Wednesday, January 2, 2013
Q & A with Nathan Gottlieb
One of the most important missions for this blog is introducing you to new writers who love the PI genre. I was thrilled to discover the Frank Boff series written by Nathan Gottlieb and was happy to interview him. The first novel in the series, The Hurting Game is available here in paperback or here for Kindle.
Q: What makes Frank Boff different from other hardboiled characters?
For one thing, he is a very realistic private investigator, warts and all. Somewhat like Michael Connelly’s Lincoln Lawyer, Mickey Haller. As Boff says in my novel: “… and unlike what you see in movies or read in books, one hundred percent of investigators do not take a case for free because they’re noble and believe in truth, justice, and the American way.”
Boff is also unique because he is happily married, has two kids, lives in the suburbs, barbecues on the deck, and watches sitcoms. He is not a drunk. Or a recovering one. He consumes more junk food than any P.I. in history. Boff basically lives in two worlds: his happy suburban family life, and what he calls the “Dark Side,” where his friends include mobsters, snitches, drug dealers, murderers, and other riff raff that he has helped keep out of jail. A softie at home, hardboiled in the underworld. A man of massive contradictions.
Q: How did you come up with the character?
My P.I. is closely modeled on one of my best friends, Fred, a former crack DEA agent turned high profile private investigator. Fred has told me endless fascinating stories about his days with the agency and his years as a P.I., many of which made their way into “The Hurting Game.” Stuff you just couldn’t make up.
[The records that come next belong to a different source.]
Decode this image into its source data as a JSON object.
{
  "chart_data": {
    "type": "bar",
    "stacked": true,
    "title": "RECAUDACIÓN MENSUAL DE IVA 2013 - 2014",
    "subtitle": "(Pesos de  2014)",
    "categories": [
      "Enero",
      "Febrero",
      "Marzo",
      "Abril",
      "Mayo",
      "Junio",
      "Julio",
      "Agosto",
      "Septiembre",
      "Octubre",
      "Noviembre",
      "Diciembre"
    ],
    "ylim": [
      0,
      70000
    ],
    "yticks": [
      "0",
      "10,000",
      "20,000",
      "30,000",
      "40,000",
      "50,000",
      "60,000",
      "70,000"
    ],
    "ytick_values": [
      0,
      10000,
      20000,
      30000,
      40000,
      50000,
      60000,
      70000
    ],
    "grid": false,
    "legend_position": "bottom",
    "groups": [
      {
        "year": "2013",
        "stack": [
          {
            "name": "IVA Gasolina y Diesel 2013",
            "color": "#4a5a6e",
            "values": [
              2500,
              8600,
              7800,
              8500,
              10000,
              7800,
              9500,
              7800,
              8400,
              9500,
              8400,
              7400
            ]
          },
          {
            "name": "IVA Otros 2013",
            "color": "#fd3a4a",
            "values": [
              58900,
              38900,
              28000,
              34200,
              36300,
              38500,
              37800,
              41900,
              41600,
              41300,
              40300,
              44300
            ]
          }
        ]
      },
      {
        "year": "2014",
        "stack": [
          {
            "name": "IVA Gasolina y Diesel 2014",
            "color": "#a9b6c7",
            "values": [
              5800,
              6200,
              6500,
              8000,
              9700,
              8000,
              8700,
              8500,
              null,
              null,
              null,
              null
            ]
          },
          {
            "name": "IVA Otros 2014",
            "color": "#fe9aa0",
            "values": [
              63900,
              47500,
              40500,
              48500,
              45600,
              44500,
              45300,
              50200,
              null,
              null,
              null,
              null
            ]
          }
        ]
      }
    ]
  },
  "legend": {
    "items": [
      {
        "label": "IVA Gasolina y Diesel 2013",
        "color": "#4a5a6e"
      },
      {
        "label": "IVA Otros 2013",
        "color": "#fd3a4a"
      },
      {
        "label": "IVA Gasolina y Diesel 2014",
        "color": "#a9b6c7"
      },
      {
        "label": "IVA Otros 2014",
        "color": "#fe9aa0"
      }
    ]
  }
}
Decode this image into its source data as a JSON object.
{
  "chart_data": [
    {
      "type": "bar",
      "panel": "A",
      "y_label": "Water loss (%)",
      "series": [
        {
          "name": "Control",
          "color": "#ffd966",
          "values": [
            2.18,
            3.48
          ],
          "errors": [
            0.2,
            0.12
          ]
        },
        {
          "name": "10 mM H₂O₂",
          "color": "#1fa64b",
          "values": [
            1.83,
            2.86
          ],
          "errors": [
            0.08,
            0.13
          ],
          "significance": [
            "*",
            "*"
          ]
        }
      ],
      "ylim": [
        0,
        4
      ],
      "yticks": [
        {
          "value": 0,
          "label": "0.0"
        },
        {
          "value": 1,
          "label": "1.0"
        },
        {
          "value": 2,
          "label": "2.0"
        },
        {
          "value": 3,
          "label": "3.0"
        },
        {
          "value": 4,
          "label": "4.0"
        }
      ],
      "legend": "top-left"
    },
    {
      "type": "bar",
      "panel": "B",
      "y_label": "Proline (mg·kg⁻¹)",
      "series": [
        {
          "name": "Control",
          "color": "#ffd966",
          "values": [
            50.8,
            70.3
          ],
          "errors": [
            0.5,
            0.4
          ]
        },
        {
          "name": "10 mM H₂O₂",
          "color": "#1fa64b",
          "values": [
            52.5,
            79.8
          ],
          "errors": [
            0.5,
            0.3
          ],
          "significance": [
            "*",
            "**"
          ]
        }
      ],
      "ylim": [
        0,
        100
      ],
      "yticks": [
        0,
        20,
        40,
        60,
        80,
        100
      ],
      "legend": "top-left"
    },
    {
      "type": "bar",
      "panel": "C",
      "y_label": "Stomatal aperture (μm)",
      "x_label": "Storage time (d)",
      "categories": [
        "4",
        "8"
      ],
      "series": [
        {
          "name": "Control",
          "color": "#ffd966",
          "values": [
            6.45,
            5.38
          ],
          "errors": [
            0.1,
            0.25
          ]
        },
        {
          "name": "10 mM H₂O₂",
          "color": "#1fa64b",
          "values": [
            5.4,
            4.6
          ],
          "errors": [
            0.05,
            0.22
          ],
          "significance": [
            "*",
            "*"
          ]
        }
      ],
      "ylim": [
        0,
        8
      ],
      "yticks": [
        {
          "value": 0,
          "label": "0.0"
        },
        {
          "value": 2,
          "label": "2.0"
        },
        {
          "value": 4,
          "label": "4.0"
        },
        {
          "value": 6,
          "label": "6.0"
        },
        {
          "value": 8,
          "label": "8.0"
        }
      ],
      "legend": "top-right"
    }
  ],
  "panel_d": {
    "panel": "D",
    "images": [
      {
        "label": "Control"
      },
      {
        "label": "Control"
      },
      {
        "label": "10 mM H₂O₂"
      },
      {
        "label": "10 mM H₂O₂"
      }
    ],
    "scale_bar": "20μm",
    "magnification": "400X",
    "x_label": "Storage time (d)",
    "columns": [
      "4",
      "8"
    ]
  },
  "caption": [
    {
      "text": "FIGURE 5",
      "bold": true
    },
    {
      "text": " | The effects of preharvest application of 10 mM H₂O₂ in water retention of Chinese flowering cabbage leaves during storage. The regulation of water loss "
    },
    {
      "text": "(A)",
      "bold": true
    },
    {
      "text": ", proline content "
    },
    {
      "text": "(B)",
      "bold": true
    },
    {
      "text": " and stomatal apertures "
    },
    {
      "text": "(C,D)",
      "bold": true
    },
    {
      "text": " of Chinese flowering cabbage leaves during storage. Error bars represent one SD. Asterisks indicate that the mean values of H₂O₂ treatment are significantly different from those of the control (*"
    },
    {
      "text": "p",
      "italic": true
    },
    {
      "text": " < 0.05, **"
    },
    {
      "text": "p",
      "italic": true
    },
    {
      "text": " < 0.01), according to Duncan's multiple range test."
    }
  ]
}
Fred is an iconic character, and so is my fictional P.I., unique without being a gimmick character.
Q: What are your thoughts on the whole eBook revolution?
I think it is the natural evolutionary stage of the publishing business. Traditional publishing is a dinosaur and will eventually fade away, a victim of the Internet, social media, and its own stodgy commitment to doing things the way it’s always been done before. Reminds me of what Dylan said in his song, “The Times They Are A Changing:”
Come gather 'round people
Wherever you roam
And admit that the waters
Around you have grown
And accept it that soon
You'll be drenched to the bone.
If your time to you
Is worth savin'
Then you better start swimmin'
Or you'll sink like a stone
For the times they are a-changin'.
Q: What's next for you and Boff?
Boff returns in The Punishing Game, due out in March. Fate conspires to brings Boff to Brooklyn, where he tangles with the biggest and most ruthless street gang in New York, the Bloods, and finds himself tracking down a killer in a dangerous underworld where powerful people are playing a game of high-stakes poker in order to pull off a multi-million dollar scam.
Q: How do you promote your work?
First and foremost, I use social media. I am also fortunate to have spent 19 years as a sportswriter in New York, covering the Yankees, Mets, Knicks and Giants. Most of my writer friends from back then are now all major New York columnists. My friends from the NY Times, NY Post, and The Star-Ledger of Newark read and reviewed my novel. I recently contacted the editor of my old newspaper, The Star-Ledger, and he told me they are going to review my book in their Arts & Entertainment section. The Star-Ledger has a daily circulation of 316,280, and 455,699 on Sunday. Wonderful exposure.
Q: What other genres besides crime do you like?
Thrillers. After a youth spent reading classic literature, for the last 15 years or so I have read nothing but mysteries and thrillers. Love them. I have read virtually every major thriller writer.
Q: What's your idea about the psychotic sidekick in PI novels like Hawk and Joe Pike?
First a sacrilegious admission. Even though a couple reviewers have compared me to Robert B. Parker, I have never read one of his books. So I have no opinion about Hawk. I am a big fan of Joe Pike and the Elvis Cole books. I think Pike is a terrific character, a guy comfortable in his own skin, who knows exactly who he is and has core beliefs he doesn’t stray from. He is a less complex version of another favorite character of mine, Jack Reacher. And by the way, I don’t consider Pike psychotic. Psychotics act on impulses they can’t control. Pike does not.
Q: In the last century we've seen new waves of PI writers, first influenced by Hammett, then Chandler, Macdonald, Parker, later Lehane. Who do you think will influence the coming generation?
I think all of the above will remain influential. I have a young writer friends who love the old masters, even though he is just 29. There are many new writers who, while following the masters, have branched out in their own way. Too many to name. Only time will tell who among the current crop of hardboiled writers will emerge as a major influence on the next generation.
Q: Why do you write in this genre?
Because at heart I am a storyteller, and nobody tells a story better than hardboiled writers and other mystery novelists. The best writers in this genre, then and now, create characters you can follow to the ends of the earth. I also like this genre because besides telling a great story, the writers capture the essence of time and place, the way Chandler did in using Southern California as a backdrop to his mysteries. Critics have said numerous times that Chandler’s portrait of Southern California exceeds Nathanael West’s classic, The Day of the Locust.